Zu Gast bei Juan Pablo im Qinti Quetzal

Die Region Huila ist das Epizentrum des besten Kaffees und verbirgt tief in seinen grünen Hügeln eines der faszinierendsten archäologischen Geheimnisse der Welt. Besonders die prähistorischen Steinfiguren in San Agustín ziehen ihre Besucher in ihren Bann; sie alle führen durch eine unvergesslich mysteriöse Zeitreise. 

Auch säumen die Figuren wunderbare kleine Wanderwege, die immer wieder bleibende Eindrücke garantieren. Jeder spürt, dass schon der wundervolle Ausstrahlung vermittelnde Ort San Agustin selbst ein einladendes Kleinod ist.

Überdies liegt hier das kleine, charmante Hotel Qinti Quetzal.
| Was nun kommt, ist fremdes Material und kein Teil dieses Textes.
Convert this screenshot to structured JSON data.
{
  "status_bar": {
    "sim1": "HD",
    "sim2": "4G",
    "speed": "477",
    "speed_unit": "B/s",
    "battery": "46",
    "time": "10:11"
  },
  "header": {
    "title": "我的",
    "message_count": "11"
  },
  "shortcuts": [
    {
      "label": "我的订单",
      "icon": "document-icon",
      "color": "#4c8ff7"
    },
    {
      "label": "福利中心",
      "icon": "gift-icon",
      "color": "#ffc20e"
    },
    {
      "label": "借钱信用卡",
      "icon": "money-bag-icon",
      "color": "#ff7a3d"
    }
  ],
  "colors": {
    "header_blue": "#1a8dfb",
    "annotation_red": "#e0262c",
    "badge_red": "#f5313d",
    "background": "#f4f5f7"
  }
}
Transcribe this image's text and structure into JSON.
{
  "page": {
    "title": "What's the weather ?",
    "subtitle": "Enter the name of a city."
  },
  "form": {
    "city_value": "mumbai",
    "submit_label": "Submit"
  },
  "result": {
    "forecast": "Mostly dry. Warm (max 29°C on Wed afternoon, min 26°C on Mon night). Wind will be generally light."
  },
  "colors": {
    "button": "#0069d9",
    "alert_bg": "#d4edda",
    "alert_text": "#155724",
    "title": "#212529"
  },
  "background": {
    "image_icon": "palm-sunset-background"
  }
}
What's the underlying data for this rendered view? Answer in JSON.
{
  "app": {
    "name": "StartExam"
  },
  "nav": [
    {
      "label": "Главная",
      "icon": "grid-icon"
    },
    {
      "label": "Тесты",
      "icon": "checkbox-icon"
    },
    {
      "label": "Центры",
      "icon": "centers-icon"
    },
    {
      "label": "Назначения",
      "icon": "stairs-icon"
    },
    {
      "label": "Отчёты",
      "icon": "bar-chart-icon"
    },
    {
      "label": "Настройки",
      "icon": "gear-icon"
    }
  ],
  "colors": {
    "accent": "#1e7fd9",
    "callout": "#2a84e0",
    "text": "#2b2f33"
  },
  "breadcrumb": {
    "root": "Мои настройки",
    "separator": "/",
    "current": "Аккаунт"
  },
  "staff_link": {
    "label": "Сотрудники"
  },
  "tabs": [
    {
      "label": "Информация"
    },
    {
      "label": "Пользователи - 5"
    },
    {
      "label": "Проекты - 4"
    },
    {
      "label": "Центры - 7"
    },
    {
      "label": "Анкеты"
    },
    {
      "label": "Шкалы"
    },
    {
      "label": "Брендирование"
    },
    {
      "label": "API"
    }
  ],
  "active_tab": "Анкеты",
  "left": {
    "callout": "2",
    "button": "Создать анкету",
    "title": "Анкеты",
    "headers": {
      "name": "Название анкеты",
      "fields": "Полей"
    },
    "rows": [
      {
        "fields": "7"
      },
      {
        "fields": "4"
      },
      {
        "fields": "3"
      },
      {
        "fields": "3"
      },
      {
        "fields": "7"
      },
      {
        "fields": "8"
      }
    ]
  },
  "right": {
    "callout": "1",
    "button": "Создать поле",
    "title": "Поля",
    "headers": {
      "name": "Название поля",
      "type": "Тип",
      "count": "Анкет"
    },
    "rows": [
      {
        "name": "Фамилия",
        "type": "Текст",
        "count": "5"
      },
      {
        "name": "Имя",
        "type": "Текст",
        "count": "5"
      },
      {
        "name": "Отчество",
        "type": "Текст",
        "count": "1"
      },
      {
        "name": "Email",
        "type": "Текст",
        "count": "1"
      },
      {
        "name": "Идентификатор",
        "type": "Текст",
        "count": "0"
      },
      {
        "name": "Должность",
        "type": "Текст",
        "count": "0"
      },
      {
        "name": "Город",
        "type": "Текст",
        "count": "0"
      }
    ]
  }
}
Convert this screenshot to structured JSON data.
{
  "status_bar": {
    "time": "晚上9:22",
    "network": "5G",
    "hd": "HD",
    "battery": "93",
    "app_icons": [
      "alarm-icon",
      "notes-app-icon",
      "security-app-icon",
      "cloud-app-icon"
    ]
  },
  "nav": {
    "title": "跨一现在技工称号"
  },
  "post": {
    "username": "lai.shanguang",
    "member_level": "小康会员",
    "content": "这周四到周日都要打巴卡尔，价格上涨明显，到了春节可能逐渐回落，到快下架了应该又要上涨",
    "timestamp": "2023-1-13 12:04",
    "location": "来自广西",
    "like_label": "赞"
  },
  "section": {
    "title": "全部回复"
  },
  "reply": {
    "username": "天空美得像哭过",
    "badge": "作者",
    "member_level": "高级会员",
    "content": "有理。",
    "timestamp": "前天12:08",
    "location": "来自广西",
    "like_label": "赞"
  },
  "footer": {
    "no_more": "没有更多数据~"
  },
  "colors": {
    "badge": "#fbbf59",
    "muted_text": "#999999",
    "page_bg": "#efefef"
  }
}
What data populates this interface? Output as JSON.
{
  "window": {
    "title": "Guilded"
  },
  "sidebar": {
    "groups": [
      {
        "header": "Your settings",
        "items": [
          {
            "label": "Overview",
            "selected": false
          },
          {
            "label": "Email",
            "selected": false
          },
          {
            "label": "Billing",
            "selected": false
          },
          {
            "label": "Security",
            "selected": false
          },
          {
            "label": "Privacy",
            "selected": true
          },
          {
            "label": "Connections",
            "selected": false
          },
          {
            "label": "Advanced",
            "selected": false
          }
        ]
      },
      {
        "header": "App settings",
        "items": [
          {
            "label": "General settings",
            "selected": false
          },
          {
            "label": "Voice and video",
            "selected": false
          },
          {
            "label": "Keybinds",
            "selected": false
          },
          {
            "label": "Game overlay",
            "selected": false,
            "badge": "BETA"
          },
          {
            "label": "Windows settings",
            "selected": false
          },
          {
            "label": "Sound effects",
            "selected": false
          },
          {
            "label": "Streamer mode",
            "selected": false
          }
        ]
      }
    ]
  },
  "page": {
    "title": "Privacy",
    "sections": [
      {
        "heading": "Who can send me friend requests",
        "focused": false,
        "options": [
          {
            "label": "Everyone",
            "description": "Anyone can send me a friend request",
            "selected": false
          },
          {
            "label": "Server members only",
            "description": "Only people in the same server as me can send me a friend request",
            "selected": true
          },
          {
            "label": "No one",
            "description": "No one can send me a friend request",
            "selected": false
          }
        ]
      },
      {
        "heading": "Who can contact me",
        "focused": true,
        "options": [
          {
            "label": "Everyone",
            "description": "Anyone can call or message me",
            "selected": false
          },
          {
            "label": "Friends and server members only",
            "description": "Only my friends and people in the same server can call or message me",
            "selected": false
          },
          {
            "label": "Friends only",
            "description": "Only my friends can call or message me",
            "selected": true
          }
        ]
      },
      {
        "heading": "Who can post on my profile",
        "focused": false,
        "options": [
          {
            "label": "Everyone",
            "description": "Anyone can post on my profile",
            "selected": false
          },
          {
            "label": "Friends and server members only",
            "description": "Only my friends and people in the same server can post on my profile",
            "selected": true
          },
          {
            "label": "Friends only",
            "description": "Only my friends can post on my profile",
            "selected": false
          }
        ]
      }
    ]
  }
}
Dieses Juwel führt Juan Pablo, der eine inspirierende Geschichte mitbringt: Nach Jahren in den USA kehrte er in seine Heimat zurück. Sein hohes Ziel? Tourismus sowie den biologischen Kaffeeanbau in Huila zu fördern und bereichern.

Mit beachtlicher Leidenschaft führt Juan Pablo das Hotel. Morgens zaubert er ein fantastisches Frühstück. Seine Gäste reisen stets begeistert ab. Und Juan Pablo gestaltet jeden Aufenthalt in den Bergen von Huila rundum heimelig und zugewandt.

Allabendlich mischt er auf Wunsch feine Drinks mit den herrlichen Früchten der Region. Zudem finden sich überall Dorfrestaurants mit leckerem Essen. Juan Pablo übergab mir seine WhatsApp Nummer. Gerne vermittle ich diese weiter.

Er plant einen erneuten Besuch in der Schweiz. Denn sein Ziel ist es, den Vertrieb des hervorragenden kolumbianischen Kaffees voranzubringen.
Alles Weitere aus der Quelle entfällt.